Path base = Paths.get("/var/www/avatars").toAbsolutePath().normalize();
Path resolved = base.resolve(uid).resolve(Paths.get(avatar).getFileName()).normalize();
if (!resolved.startsWith(base) || !Files.isRegularFile(resolved)) {
    throw new ResponseStatusException(HttpStatus.NOT_FOUND);
}
Files.copy(resolved, response.getOutputStream());

Important: Paths.get(base, filename) alone is insufficient. Always normalize and compare prefix against the trusted root.

C

Use Path.GetFullPath with a prefix check. Strip directory segments from user input.

var safeName = Path.GetFileName(template);
var fullPath = Path.GetFullPath(Path.Combine(_invoiceRoot, id.ToString(), safeName));
if (!fullPath.StartsWith(_invoiceRoot, StringComparison.OrdinalIgnoreCase))
    return Forbid();
if (!System.IO.File.Exists(fullPath))
    return NotFound();
return PhysicalFile(fullPath, "application/pdf", safeName);

Important: Reject rooted paths. Path.IsPathRooted(userInput) should fail for untrusted filenames.

Go

Clean paths and verify prefix under root. Prefer http.Dir or embed.FS.

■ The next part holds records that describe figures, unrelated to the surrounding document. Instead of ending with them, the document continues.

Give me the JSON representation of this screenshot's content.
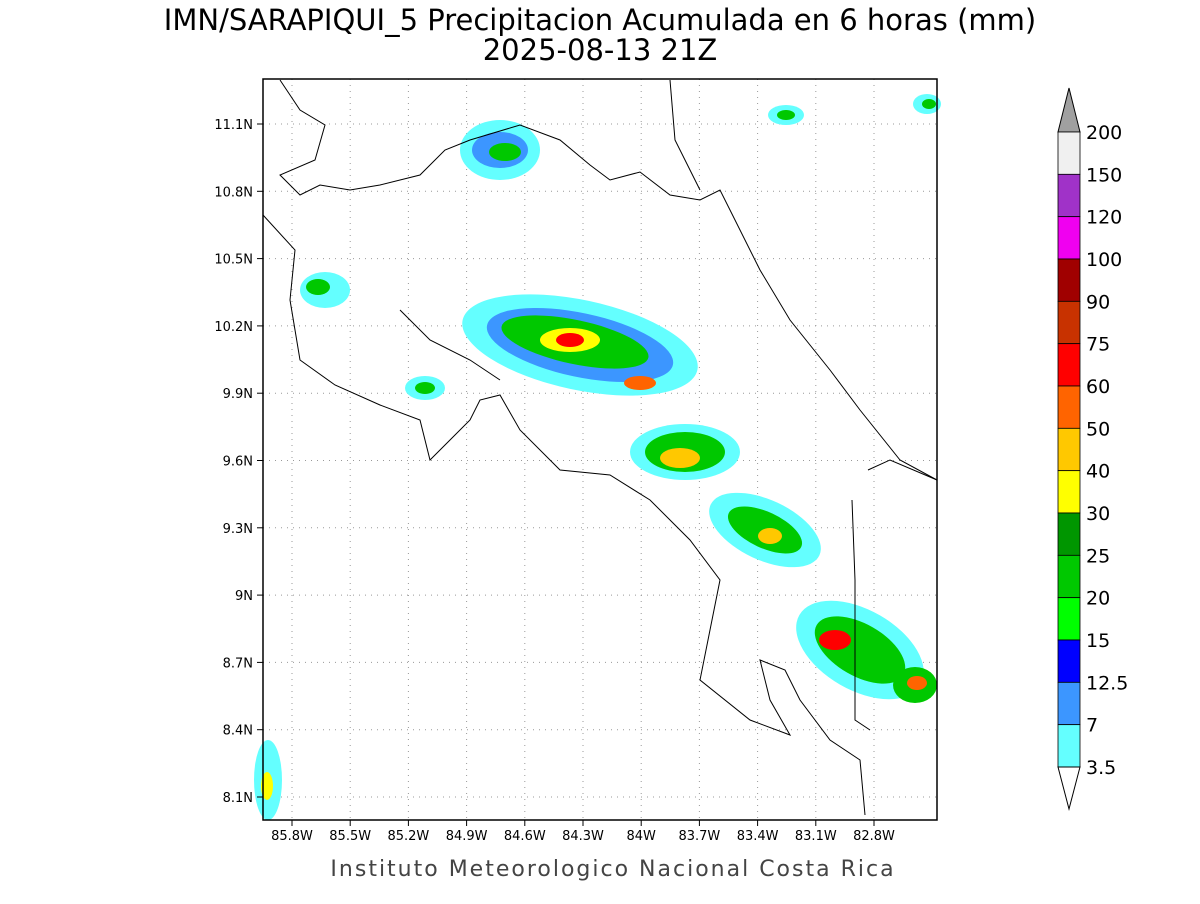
{
  "title": "IMN/SARAPIQUI_5 Precipitacion Acumulada en 6 horas (mm)",
  "subtitle": "2025-08-13 21Z",
  "footer": "Instituto Meteorologico Nacional Costa Rica",
  "x_ticks": [
    "85.8W",
    "85.5W",
    "85.2W",
    "84.9W",
    "84.6W",
    "84.3W",
    "84W",
    "83.7W",
    "83.4W",
    "83.1W",
    "82.8W"
  ],
  "y_ticks": [
    "11.1N",
    "10.8N",
    "10.5N",
    "10.2N",
    "9.9N",
    "9.6N",
    "9.3N",
    "9N",
    "8.7N",
    "8.4N",
    "8.1N"
  ],
  "colorbar": {
    "labels": [
      200,
      150,
      120,
      100,
      90,
      75,
      60,
      50,
      40,
      30,
      25,
      20,
      15,
      12.5,
      7,
      3.5
    ],
    "colors": [
      "#f0f0f0",
      "#a032c8",
      "#f000f0",
      "#a00000",
      "#c83200",
      "#ff0000",
      "#ff6400",
      "#ffc800",
      "#ffff00",
      "#009600",
      "#00c800",
      "#00ff00",
      "#0000ff",
      "#3c96ff",
      "#64ffff"
    ],
    "above_color": "#a0a0a0",
    "below_color": "#ffffff"
  }
}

func serveAvatar(w http.ResponseWriter, r *http.Request) {
    name := filepath.Base(r.URL.Query().Get("name"))
    uid := filepath.Base(r.URL.Query().Get("uid"))
    root := filepath.Join("/var/www/avatars", uid)
    clean := filepath.Clean(filepath.Join(root, name))
    if !strings.HasPrefix(clean, root+string(os.PathSeparator)) && clean != root {
        http.Error(w, "forbidden", http.StatusForbidden)
        return
    }
    http.ServeFile(w, r, clean)
}
// Zip slip protection:
dest := filepath.Clean(extractRoot)
target := filepath.Clean(filepath.Join(dest, f.Name))
if !strings.HasPrefix(target, dest+string(os.PathSeparator)) {
    return fmt.Errorf("illegal path in archive")
}

Important: Validate every archive member path before extraction, not only the top-level filename.

Verify During Review

  • Resolved filesystem paths are verified to stay within the intended base directory before I/O.
  • User input never supplies absolute paths; directory separators and .. sequences are rejected or stripped safely.
  • Archive extraction validates every member path against the destination root (zip slip prevention).
  • Download endpoints use framework helpers (send_from_directory, rooted file providers) where available.
  • Stored filenames on disk are opaque identifiers, not raw client-provided names with path components.
  • Suspicious traversal attempts are logged and covered by automated security tests.